The whites? Torrontes sparkling is the most intriguing white wine I found. Many producers seem to be most interested in the Torrontes out of Salta. The wine is serviceable, but won’t be a focus for Big Hammer Wines clients. I did come across curious dry whites like Pedro Jimenez, Chard-Chenin blends, among others, that may find some niche markets.
Mendoza Winemakers to Note
In no particular order, these Argentine wine producers are knocking it out of the park:
- Alejandro Vigil: Seems to be firing on all cylinders and making outstanding wines at Catena Zapata. He’s launched his own brand, Bodega Aleana, and the super high scoring Gran Enemigo wines from Gualtallary. Alejandro also has two burger joints that are very good places to eat and drink well in Mendoza.
- Matias Riccitelli: His Republica de Malbec wines are seemingly everywhere in Argentina, in duty free airport shops, etc. Producing very consistent, well regarded wines.
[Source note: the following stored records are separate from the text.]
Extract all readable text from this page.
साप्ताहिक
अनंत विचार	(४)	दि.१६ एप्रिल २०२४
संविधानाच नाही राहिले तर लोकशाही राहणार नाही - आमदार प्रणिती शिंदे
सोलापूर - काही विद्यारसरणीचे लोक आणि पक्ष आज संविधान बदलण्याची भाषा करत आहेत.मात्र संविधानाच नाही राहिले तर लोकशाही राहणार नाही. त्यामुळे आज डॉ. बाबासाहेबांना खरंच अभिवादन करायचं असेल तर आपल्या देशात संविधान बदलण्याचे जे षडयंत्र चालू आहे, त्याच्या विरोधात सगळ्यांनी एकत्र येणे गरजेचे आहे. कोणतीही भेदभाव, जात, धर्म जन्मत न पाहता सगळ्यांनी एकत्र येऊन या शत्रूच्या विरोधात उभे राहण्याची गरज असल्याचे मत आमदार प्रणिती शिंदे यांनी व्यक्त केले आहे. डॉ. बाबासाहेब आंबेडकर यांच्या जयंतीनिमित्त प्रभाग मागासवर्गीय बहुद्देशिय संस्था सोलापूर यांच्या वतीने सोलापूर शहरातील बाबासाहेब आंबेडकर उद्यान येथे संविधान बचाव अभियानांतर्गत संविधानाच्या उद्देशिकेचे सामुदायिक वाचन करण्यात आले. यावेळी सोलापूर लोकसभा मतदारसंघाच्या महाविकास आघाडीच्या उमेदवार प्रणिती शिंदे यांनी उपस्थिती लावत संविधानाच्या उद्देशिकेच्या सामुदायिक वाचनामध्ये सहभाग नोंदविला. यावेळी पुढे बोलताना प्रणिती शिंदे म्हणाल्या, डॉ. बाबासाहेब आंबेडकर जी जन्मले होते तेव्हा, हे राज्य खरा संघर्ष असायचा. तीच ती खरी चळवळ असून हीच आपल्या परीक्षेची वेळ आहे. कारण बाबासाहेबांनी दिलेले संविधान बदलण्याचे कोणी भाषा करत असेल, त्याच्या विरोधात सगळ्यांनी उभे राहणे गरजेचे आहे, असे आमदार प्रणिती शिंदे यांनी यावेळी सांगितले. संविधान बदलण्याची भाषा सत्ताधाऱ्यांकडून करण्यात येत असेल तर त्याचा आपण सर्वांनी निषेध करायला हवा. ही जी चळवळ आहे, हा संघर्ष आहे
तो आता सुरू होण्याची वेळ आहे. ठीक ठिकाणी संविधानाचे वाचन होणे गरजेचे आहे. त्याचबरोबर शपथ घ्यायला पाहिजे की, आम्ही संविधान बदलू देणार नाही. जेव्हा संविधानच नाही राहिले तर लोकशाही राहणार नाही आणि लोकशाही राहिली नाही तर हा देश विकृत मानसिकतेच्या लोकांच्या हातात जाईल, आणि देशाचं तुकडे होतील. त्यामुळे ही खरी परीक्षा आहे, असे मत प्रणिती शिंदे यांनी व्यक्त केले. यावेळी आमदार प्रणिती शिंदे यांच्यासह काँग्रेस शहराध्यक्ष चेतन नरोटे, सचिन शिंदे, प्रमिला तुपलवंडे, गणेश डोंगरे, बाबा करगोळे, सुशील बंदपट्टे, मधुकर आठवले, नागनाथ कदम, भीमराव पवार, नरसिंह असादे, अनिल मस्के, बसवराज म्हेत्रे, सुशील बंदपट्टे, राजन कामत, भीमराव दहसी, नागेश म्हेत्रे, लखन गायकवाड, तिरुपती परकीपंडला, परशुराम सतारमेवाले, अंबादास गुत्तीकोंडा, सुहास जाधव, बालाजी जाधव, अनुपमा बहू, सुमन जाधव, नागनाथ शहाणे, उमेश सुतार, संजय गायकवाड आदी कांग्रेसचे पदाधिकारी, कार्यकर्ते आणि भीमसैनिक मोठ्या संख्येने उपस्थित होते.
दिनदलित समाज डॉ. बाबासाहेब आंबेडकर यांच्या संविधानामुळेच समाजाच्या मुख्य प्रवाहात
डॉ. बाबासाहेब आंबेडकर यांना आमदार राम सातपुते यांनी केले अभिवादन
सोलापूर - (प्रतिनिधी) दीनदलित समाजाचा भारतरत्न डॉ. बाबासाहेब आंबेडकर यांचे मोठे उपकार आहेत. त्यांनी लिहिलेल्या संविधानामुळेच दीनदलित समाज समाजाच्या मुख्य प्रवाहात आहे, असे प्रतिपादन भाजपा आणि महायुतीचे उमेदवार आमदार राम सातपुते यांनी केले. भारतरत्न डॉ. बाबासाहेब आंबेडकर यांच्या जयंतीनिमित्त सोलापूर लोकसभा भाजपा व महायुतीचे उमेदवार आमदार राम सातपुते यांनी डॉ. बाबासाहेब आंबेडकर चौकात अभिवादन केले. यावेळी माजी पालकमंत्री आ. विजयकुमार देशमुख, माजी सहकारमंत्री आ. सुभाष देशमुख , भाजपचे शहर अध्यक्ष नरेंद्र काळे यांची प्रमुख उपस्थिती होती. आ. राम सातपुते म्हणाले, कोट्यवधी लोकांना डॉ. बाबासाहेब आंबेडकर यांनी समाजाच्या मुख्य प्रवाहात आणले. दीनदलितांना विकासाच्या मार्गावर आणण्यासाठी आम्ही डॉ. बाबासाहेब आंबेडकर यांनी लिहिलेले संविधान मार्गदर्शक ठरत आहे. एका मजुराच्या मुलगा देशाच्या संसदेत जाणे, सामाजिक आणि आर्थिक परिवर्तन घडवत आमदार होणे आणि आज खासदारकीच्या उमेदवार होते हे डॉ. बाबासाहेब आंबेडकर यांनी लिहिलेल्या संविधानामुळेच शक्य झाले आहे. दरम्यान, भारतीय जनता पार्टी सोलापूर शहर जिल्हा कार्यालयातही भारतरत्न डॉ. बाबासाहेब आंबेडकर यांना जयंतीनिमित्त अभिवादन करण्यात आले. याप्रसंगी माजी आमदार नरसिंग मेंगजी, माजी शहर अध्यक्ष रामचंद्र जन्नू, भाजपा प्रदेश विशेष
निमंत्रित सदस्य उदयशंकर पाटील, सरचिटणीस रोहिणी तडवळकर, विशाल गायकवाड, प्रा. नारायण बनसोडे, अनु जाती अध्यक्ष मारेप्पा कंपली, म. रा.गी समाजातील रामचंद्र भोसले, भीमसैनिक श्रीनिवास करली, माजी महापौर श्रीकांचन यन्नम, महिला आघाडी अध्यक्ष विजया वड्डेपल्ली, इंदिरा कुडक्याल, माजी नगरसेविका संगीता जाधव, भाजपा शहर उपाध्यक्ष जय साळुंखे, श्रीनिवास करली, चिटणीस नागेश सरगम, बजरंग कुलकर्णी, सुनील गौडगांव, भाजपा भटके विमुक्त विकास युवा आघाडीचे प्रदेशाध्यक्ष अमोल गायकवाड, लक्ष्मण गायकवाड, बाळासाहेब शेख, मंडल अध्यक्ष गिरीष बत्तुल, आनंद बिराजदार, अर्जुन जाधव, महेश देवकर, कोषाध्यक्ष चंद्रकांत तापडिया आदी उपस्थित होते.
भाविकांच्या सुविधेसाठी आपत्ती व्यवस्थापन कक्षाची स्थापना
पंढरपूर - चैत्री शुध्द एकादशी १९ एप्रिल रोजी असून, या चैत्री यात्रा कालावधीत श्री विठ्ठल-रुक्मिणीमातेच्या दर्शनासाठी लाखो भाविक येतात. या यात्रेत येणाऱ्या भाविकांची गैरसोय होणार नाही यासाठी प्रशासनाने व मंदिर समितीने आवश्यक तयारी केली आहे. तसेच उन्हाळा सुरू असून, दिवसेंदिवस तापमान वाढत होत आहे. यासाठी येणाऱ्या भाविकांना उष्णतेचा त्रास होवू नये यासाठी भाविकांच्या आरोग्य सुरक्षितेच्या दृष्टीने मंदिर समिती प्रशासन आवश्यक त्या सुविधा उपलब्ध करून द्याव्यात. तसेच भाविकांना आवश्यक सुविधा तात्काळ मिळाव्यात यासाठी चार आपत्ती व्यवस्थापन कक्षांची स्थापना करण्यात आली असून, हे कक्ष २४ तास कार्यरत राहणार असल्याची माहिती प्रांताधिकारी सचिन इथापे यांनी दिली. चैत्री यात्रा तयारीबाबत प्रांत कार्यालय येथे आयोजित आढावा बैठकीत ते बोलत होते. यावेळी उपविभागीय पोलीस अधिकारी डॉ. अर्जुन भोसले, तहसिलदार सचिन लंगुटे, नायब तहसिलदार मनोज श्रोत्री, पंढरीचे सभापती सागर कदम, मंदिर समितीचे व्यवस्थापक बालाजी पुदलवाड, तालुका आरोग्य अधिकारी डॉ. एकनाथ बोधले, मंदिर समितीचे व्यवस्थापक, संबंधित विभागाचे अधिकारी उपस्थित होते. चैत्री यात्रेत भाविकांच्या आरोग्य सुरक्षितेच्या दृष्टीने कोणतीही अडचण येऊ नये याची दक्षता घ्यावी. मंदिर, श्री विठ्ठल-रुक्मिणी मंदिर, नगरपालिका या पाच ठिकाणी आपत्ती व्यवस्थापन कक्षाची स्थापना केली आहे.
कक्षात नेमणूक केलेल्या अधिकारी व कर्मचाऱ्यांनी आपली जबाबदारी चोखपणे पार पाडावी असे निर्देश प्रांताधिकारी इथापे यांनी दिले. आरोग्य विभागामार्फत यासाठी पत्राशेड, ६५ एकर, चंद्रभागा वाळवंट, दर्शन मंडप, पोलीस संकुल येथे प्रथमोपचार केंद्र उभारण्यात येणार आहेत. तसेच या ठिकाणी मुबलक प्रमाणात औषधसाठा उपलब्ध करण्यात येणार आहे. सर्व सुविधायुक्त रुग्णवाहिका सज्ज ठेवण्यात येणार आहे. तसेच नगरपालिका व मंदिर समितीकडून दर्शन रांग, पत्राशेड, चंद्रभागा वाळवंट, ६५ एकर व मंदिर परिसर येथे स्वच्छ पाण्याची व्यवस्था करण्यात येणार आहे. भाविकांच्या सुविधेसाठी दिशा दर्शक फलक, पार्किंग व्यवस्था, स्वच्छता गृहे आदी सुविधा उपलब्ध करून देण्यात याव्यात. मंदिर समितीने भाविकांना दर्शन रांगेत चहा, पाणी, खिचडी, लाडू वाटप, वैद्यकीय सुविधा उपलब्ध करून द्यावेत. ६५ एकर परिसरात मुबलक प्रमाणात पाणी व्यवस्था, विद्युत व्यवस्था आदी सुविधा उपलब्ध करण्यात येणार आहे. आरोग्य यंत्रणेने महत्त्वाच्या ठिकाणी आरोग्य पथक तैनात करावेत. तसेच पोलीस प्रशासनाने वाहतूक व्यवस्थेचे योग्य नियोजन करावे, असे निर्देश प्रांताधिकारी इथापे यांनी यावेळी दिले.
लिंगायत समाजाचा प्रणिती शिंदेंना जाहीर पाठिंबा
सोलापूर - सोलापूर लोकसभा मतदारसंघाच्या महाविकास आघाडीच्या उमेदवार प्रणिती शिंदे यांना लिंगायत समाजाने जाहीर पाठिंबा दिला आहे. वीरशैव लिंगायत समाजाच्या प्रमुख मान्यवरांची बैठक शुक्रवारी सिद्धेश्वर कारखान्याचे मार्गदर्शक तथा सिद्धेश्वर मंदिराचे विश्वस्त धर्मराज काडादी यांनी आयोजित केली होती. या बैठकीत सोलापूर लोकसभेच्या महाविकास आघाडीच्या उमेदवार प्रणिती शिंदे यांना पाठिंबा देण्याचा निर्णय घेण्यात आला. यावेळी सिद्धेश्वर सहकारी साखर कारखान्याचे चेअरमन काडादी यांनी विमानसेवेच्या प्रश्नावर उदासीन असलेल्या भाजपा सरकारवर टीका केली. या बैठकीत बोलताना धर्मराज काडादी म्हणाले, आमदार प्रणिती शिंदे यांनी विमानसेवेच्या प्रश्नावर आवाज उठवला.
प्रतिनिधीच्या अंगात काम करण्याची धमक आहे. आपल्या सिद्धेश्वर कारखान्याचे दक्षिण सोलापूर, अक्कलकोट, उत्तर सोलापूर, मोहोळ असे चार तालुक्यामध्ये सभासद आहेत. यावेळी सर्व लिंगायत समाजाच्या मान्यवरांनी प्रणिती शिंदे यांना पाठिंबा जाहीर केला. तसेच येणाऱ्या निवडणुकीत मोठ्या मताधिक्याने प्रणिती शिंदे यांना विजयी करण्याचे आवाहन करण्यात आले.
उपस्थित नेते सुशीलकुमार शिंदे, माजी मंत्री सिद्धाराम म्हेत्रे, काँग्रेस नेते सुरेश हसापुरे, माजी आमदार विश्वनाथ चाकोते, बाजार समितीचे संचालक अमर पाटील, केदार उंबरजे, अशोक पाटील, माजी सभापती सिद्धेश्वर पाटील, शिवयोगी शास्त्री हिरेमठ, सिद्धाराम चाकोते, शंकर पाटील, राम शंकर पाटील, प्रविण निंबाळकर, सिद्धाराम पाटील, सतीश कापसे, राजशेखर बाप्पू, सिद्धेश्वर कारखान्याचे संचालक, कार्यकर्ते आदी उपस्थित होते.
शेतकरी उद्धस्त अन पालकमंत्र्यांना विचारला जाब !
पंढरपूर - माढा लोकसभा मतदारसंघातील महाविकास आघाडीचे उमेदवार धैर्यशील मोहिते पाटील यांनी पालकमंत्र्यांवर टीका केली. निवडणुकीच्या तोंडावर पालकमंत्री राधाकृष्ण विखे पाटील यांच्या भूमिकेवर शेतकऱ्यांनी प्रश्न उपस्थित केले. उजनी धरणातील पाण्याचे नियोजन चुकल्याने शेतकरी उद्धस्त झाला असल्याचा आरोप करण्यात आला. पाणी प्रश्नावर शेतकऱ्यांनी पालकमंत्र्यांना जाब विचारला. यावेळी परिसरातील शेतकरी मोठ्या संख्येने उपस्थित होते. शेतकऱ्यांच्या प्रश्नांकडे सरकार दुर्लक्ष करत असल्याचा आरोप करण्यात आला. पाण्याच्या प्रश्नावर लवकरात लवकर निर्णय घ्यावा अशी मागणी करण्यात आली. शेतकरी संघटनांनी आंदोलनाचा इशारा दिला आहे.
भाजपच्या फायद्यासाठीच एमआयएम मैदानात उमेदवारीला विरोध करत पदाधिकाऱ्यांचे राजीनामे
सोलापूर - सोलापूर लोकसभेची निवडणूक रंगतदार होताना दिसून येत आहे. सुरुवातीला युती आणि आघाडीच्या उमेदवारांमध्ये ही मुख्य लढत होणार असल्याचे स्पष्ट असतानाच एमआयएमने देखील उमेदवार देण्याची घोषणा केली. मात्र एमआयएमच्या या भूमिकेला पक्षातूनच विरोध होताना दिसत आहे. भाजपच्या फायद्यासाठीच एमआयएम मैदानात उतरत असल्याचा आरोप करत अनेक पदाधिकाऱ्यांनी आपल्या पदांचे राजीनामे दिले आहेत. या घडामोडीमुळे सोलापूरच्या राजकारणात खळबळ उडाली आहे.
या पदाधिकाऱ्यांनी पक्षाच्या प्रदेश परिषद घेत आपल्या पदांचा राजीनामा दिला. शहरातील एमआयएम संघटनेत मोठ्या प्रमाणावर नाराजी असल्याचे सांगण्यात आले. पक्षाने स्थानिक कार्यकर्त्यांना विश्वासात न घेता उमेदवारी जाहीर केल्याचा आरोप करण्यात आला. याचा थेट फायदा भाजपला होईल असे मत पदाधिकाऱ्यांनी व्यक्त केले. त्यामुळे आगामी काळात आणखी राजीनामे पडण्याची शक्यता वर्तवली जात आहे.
- Fabian Valenzuela: Producing lots of wines for Tapiz, Zolo, and Wapisa, Fabian is a winemaker’s winemaker. His partnership with Jean Claude Berrouet (Ch. Petrus) and his experience making wine in Bordeaux set him apart.
- Achaval Ferrer: Still in a category of his own, that he created.
- Marcelo Pelleriti: Musician and part-time rock star, his Abremundos brand is catching fire. The first Argentine winemaker to be awarded 100 points by Wine Advocate for a wine he made in Pomerol at Ch. La Violette.
- Karim Mussi: Setting his own agenda, the wines of Altocedro are becoming omnipresent in the U.S. His new Paradoux Bordeaux blend and Abras wines are arriving soon.
- Clara Roby: Quietly producing many of the finest sparkling wines in Argentina for other winery labels, Clara has launched her own brand with several other women calledUmante5. Once you try her wines, your mind and eyes will be wide open to some of the best value sparkling wines anywhere.
Wineries to Watch:
- The wines ofFinca Buenaventura have started to land in the U.S. through wine clubs. Already recognized by Decanter World Wine Award for their top wine ($35), this young winery is sitting atop primetime vineyards not far from Rutini off Highway 90 at the foot of the Andes. Its winemaker worked for Kendall-Jackson before they sold their Argentine project. Fermentation is primarily in original cement tanks. Stay tuned here.
- Finca Dinamia is a new project from Alejandro Bianchi (grandson of Bianchi patriarch). Focusing on organic and biodynamic vines, these are stellar wines. There are currently only seven wineries with Demeter certification and Dinamia is one of them. With Michellini consulting (Dona Paula), these wines are being guided by a competent hand.
The author tasting wine in Uco Valley, June 2018
Get Ahead of the Pack
Understanding the important vineyards and distinctive subzones is the key to selecting the best wines in Argentina. There are some blue chip wines from Catena Zapata, Bodega Aleana (Gran Enemigo), Cobos (Paul Hobbs), and Achaval Ferrer that approach and exceed $100/btl. However, our tastings have led to the conclusion that there are many, many unheralded and under the radar wines from these same subzones available for $25-$50. Some of these wines are not yet imported or from newer producers. But they represent a slam-dunk and out-compete wines from Napa Valley and Bordeaux for a quarter (or less) of your precious wine spend.
If you’ve been a consumer of exclusively Malbec in the under $20 range, consider stepping up a few more dollars to some of the wines, particularly from 2017-2018 vintages, from some of the above mentioned producers. It will be well worth your while.